Table 2. Comparison of reduction percentage of $C_P{{}^{\prime }}_{max}$ in respect to smooth prismatic jump.

Type of Jump	Reduction (%) of ${\mathit{C}}_{\mathit{P}}{{}^{\prime }}_{\mathit{m}\mathit{a}\mathit{x}}$
smooth bed and sudden expansion; β = 0.67	18
smooth bed and sudden expansion; β = 0.5	23
smooth bed and sudden expansion; β = 0.33	30
rough bed and prismatic jump; β = 1	20
rough bed and sudden expansion; β = 0.67	27
rough bed and sudden expansion; β = 0.5	46
rough bed and sudden expansion; β = 0.33	58

shows the summary of the reduction rate of $C_P{{}^{\prime }}_{max}$ in different expansion ratios.

It is notable that the bed roughness increased the energy dissipation by creating the huge eddies and, therefore, decreased the asymmetry and stabilized the hydraulic jump. Additionally, in sudden expanding sections due to the formation of lateral vortices, the energy loss increases, and the intensity of pressure fluctuations decrease. The results of this study are compatible with previous works, in which bed roughness caused an increase in shear stress and, therefore, a decrease in pressure fluctuations [20,30].

3.4. Positive and Negative Pressure Coefficients ($C^{+}p$ ,$C^{-}p$)

The results of positive and negative fluctuations of smooth and rough bed with the Froude range of 2.5–6.5 are demonstrated in Figure 10. As indicated, the coefficients of $C^{+}p$ and $C^{-}p$ depend strongly on the distance to the hydraulic jump toe.

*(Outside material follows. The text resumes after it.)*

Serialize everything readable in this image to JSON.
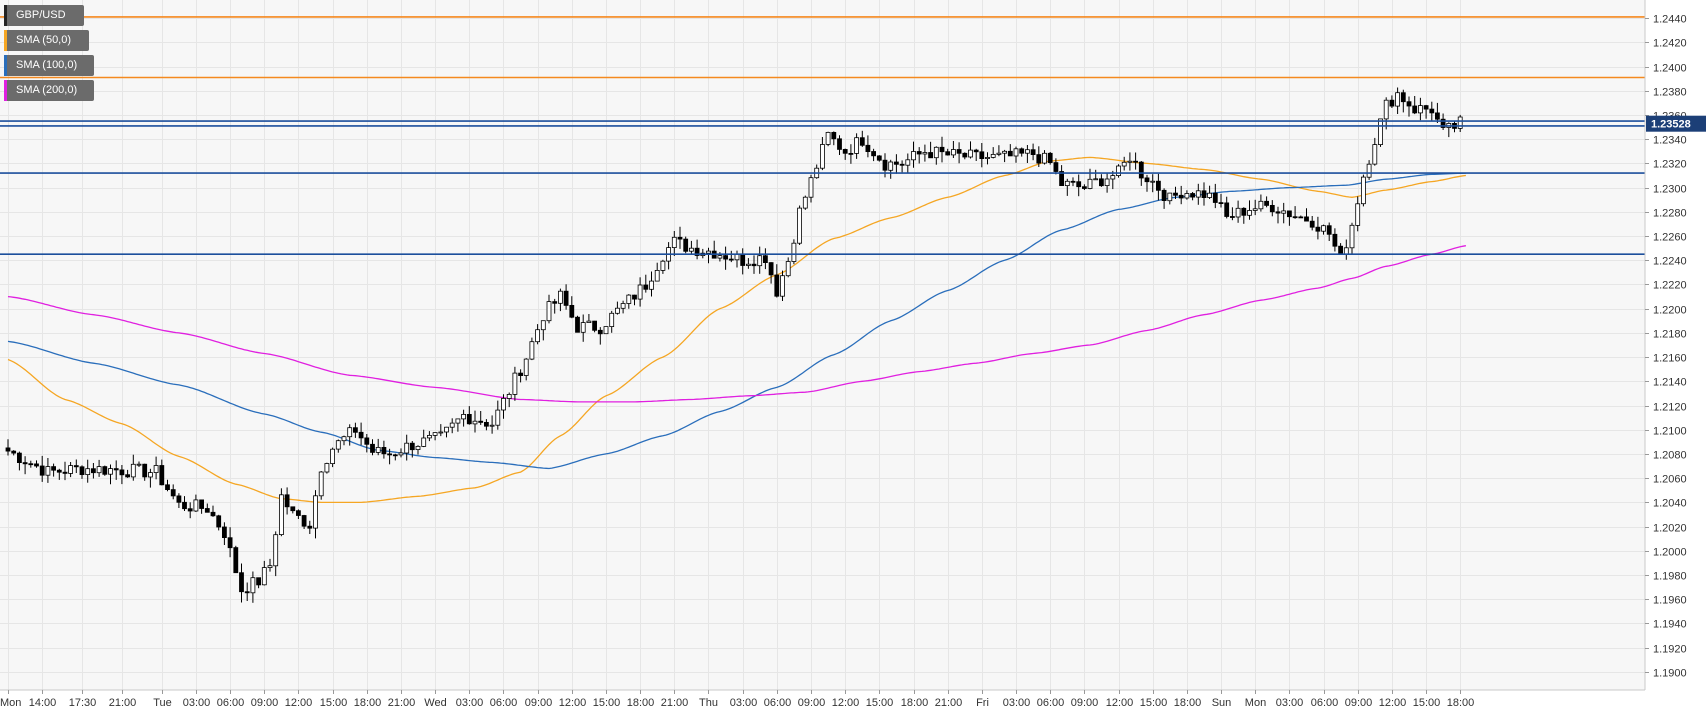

They grow sharply near the hydraulic jump toe, reaching the maximum value at almost X = 0.3., and decrease until the end of the range. The maximum value of positive and negative coefficients in smooth bed was approximately 0.55, while it had lower value (0.35) in rough bed. Hence, roughness factor leads to a decrease in positive and negative pressure fluctuations. The similar trends are also shown for other expansion ratios in Figure 10. This finding agrees well with the presented results of [26].

Since the maximum values of the positive and negative pressure coefficients occur within the range of 0.06 < X < 0.35, it is advisable to reinforce the bed of the stilling basins in this area to avoid damages due to dynamic loads. This information can assist designers of hydraulic structures to adopt the most suitable and economical stilling basin setup based on the flow conditions and characteristics.

4. Conclusions

The design of stilling basins is an important issue for reducing costs of construction. In the present study, the main features of a hydraulic jump under the effects of both bed roughness and sudden expansion of basin were determined through experimental investigation. For this aim, a 12 m long and 0.8 m wide channel and four different expanding ratios of 0.33, 0.5, 0.67, and 1 were used. Non-dimensional pressure fluctuation parameter ($C_P{}^{\prime }$) and also its maximum value ($C_P{{}^{\prime }}_{max}$) were calculated for all expanding ratios. The results showed that both bed roughness and sudden expansion lead to a decrease in the pressure fluctuation intensity due to producing lateral vorticities and eddies and increasing the energy loss in the basin. As a result, the reduction rate of maximum pressure fluctuation in rough bed was 20%, 27%, 46%, and 58% for expansion ratio of 1, 0.67, 0.5, and 0.33, respectively, rather than smooth bed.